I have been reading ‘The Prodigal God’ by Timothy Keller and would recommend it to you. It’s only 130 pages long and if you’re interested, I’ve put a copy in the back room at Urban Junction that you’re welcome to borrow.
You won’t be surprised to hear that it is based on Jesus’s parable we call ‘The Prodigal Son’ although in many versions of the bible, it is called the Parable of the Lost Son. It’s in Luke 15:11-32. You may want to read it again.
Keller’s supposition is that there are two lost sons and that it is the father who is Prodigal.
The first son demands his inheritance and goes to party central indulging all his whims and fancies. This is a choice of great shame to his father as it disrespects his authority and desires for his son. Only when the money runs out, does the son realise that he would be better off back home. He knows that he has no right to be taken back on the same terms. However, his father astounds him by running to meet him – again putting aside his dignity as the patriarch of the family – and welcoming him back to the position he always had within the family.

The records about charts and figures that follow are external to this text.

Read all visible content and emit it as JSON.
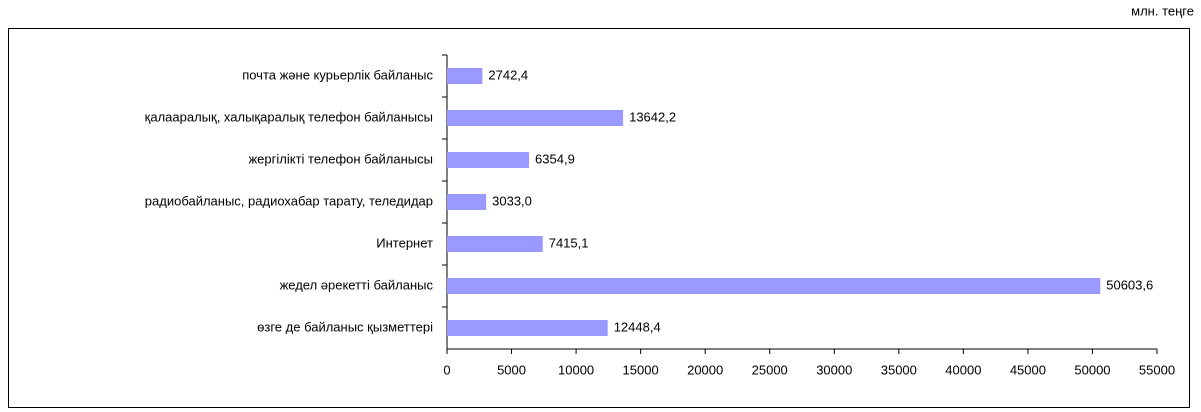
{
  "chart_data": {
    "type": "bar",
    "orientation": "horizontal",
    "unit_label": "млн. теңге",
    "categories": [
      "почта және курьерлік байланыс",
      "қалааралық, халықаралық телефон байланысы",
      "жергілікті телефон байланысы",
      "радиобайланыс, радиохабар тарату, теледидар",
      "Интернет",
      "жедел әрекетті  байланыс",
      "өзге де байланыс қызметтері"
    ],
    "values": [
      2742.4,
      13642.2,
      6354.9,
      3033.0,
      7415.1,
      50603.6,
      12448.4
    ],
    "value_labels": [
      "2742,4",
      "13642,2",
      "6354,9",
      "3033,0",
      "7415,1",
      "50603,6",
      "12448,4"
    ],
    "color": "#9999ff",
    "xlim": [
      0,
      55000
    ],
    "xticks": [
      0,
      5000,
      10000,
      15000,
      20000,
      25000,
      30000,
      35000,
      40000,
      45000,
      50000,
      55000
    ]
  }
}
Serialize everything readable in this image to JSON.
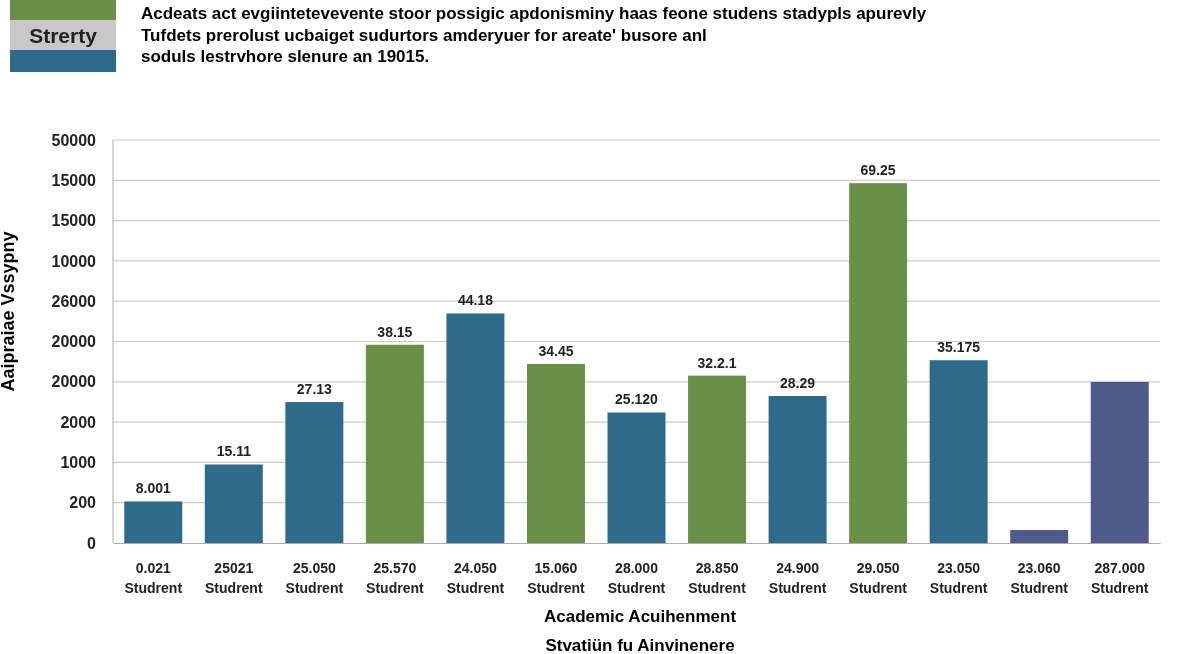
{
  "chart_data": {
    "type": "bar",
    "title": "Acdeats act evgiintetevevente stoor possigic apdonisminy haas feone studens stadypls apurevly",
    "subtitle": "Tufdets prerolust ucbaiget sudurtors amderyuer for areate' busore anl soduls lestrvhore slenure an 19015.",
    "xlabel": "Academic Acuihenment",
    "annotations": [
      "Strerty",
      "Stvatiün fu Ainvinenere",
      "Aaipraiae Vssypny",
      "0",
      "200",
      "1000",
      "2000",
      "20000",
      "20000",
      "26000",
      "10000",
      "15000",
      "15000",
      "50000"
    ],
    "categories": [
      "0.021 Studrent",
      "25021 Studrent",
      "25.050 Studrent",
      "25.570 Studrent",
      "24.050 Studrent",
      "15.060 Studrent",
      "28.000 Studrent",
      "28.850 Studrent",
      "24.900 Studrent",
      "29.050 Studrent",
      "23.050 Studrent",
      "23.060 Studrent",
      "287.000 Studrent"
    ],
    "values": [
      8.001,
      15.11,
      27.13,
      38.15,
      44.18,
      34.45,
      25.12,
      32.21,
      28.29,
      69.25,
      35.175,
      2.5,
      31
    ],
    "colors": [
      "#2e6b8a",
      "#2e6b8a",
      "#2e6b8a",
      "#6a8f47",
      "#2e6b8a",
      "#6a8f47",
      "#2e6b8a",
      "#6a8f47",
      "#2e6b8a",
      "#6a8f47",
      "#2e6b8a",
      "#4f5a8a",
      "#4f5a8a"
    ],
    "value_labels": [
      "8.001",
      "15.11",
      "27.13",
      "38.15",
      "44.18",
      "34.45",
      "25.120",
      "32.2.1",
      "28.29",
      "69.25",
      "35.175",
      null,
      null
    ],
    "grid": "y"
  }
}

For some of us, this is how we came to know God. We know we wilfully turned away from God and that it was him running to meet us, welcoming us back and offering us inclusion and acceptance without demands or conditions. It fills our heart with amazement and with joy and excitement.
For those of you who like me have always felt a little sorry for the second son, Keller would say that he is equally lost. Yes, he’s stayed home and done everything he’s been expected to, but he’s done it with a good dollop of resentment in his heart – out of duty. At the bottom, he feels his father owes him. His father also comes out to him and in this case takes time to persuade and encourage his son to see things differently – to join in the joy that his brother is home. Even though he will have to move over a bit to give him space in the family again. Space that the elder brother doesn’t feel he deserves.

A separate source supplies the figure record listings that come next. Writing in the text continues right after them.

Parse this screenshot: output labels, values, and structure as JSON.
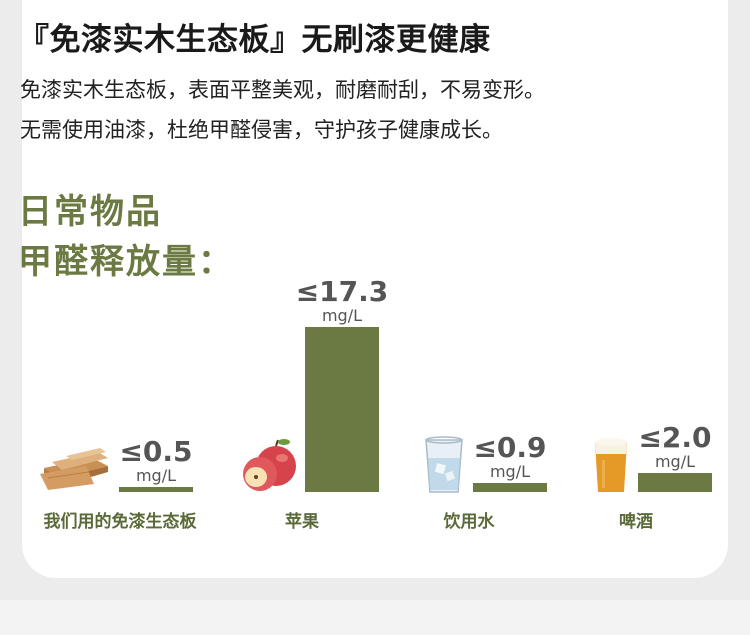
{
  "header": {
    "headline": "『免漆实木生态板』无刷漆更健康",
    "desc_line1": "免漆实木生态板，表面平整美观，耐磨耐刮，不易变形。",
    "desc_line2": "无需使用油漆，杜绝甲醛侵害，守护孩子健康成长。",
    "subhead_line1": "日常物品",
    "subhead_line2": "甲醛释放量："
  },
  "colors": {
    "bar": "#6b7a42",
    "accent": "#6b7a42",
    "label": "#5a6a38",
    "value_text": "#555555"
  },
  "chart_data": {
    "type": "bar",
    "categories": [
      "我们用的免漆生态板",
      "苹果",
      "饮用水",
      "啤酒"
    ],
    "values": [
      0.5,
      17.3,
      0.9,
      2.0
    ],
    "value_labels": [
      "≤0.5",
      "≤17.3",
      "≤0.9",
      "≤2.0"
    ],
    "unit": "mg/L",
    "icons": [
      "wood-board-icon",
      "apple-icon",
      "water-glass-icon",
      "beer-glass-icon"
    ],
    "title": "",
    "xlabel": "",
    "ylabel": "",
    "ylim": [
      0,
      17.3
    ],
    "grid": false,
    "legend": "none"
  }
}
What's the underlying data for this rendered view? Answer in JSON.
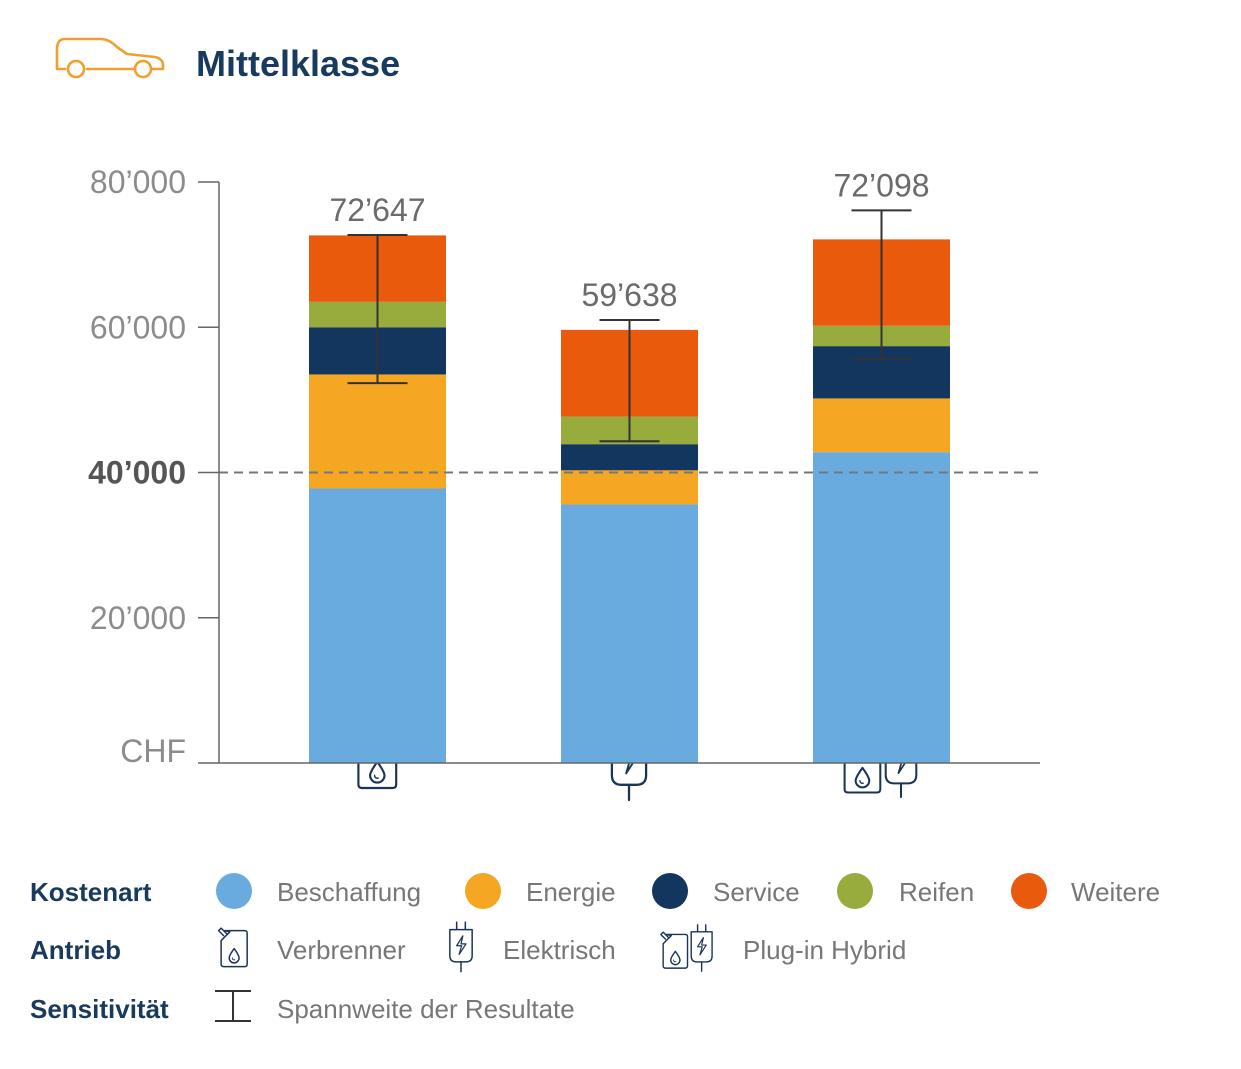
{
  "header": {
    "title": "Mittelklasse",
    "icon": "car-icon",
    "icon_color": "#F0A030"
  },
  "colors": {
    "title": "#173A5E",
    "axis_text": "#8C8C8C",
    "axis_line": "#666666",
    "dashed": "#777777",
    "total_label": "#6B6B6B",
    "error_bar": "#333333",
    "icon_stroke": "#1B3358",
    "legend_text": "#777777"
  },
  "chart_data": {
    "type": "bar",
    "stacked": true,
    "title": "Mittelklasse",
    "ylabel": "CHF",
    "ylim": [
      0,
      80000
    ],
    "yticks": [
      {
        "value": 20000,
        "label": "20’000"
      },
      {
        "value": 40000,
        "label": "40’000",
        "emphasis": true
      },
      {
        "value": 60000,
        "label": "60’000"
      },
      {
        "value": 80000,
        "label": "80’000"
      }
    ],
    "reference_line": 40000,
    "categories": [
      "Verbrenner",
      "Elektrisch",
      "Plug-in Hybrid"
    ],
    "category_icons": [
      "fuel-can-icon",
      "plug-icon",
      "fuel-can-plug-icon"
    ],
    "series": [
      {
        "name": "Beschaffung",
        "color": "#69ABDF",
        "values": [
          37800,
          35600,
          42800
        ]
      },
      {
        "name": "Energie",
        "color": "#F5A623",
        "values": [
          15700,
          4700,
          7400
        ]
      },
      {
        "name": "Service",
        "color": "#13365E",
        "values": [
          6500,
          3600,
          7200
        ]
      },
      {
        "name": "Reifen",
        "color": "#97AC3C",
        "values": [
          3500,
          3800,
          2800
        ]
      },
      {
        "name": "Weitere",
        "color": "#E95A0C",
        "values": [
          9147,
          11938,
          11898
        ]
      }
    ],
    "totals": [
      72647,
      59638,
      72098
    ],
    "total_labels": [
      "72’647",
      "59’638",
      "72’098"
    ],
    "ranges": [
      [
        52300,
        72700
      ],
      [
        44300,
        61000
      ],
      [
        55600,
        76100
      ]
    ]
  },
  "legend": {
    "kostenart": {
      "label": "Kostenart",
      "items": [
        {
          "label": "Beschaffung",
          "color": "#69ABDF"
        },
        {
          "label": "Energie",
          "color": "#F5A623"
        },
        {
          "label": "Service",
          "color": "#13365E"
        },
        {
          "label": "Reifen",
          "color": "#97AC3C"
        },
        {
          "label": "Weitere",
          "color": "#E95A0C"
        }
      ]
    },
    "antrieb": {
      "label": "Antrieb",
      "items": [
        {
          "label": "Verbrenner",
          "icon": "fuel-can-icon"
        },
        {
          "label": "Elektrisch",
          "icon": "plug-icon"
        },
        {
          "label": "Plug-in Hybrid",
          "icon": "fuel-can-plug-icon"
        }
      ]
    },
    "sensitivitaet": {
      "label": "Sensitivität",
      "items": [
        {
          "label": "Spannweite der Resultate",
          "icon": "range-bar-icon"
        }
      ]
    }
  }
}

For those of us who were brought up in a Christian home who have never done anything wild or outrageous but have tried to follow the teaching of the Bible, we need to look in our hearts and ask why we try to live well. Are we trying to earn our place with God? Do we feel God owes us? When our lives are difficult, do we feel God is letting us down and it’s not fair after all we’ve done for Him?
Just before this parable are the parables of the Lost Sheep and the Lost Coin when someone searches high and low for something that is lost. In the Parable of the Lost Sons, no-one goes searching. Was that what the elder son should have done? Should he have taken the cost and hardship of going to seek for his younger brother?
Fortunately for all of us, Jesus has already come and taken the cost and hardship for when we get lost or choose badly. He is perpetually seeking us out and longing for us to love our Father God – not because there is anything we can do for him but because of what he has done for us. When we really take that on board, our hearts are filled with joy and gratitude and we start partying even now at the greatest feast there will ever be.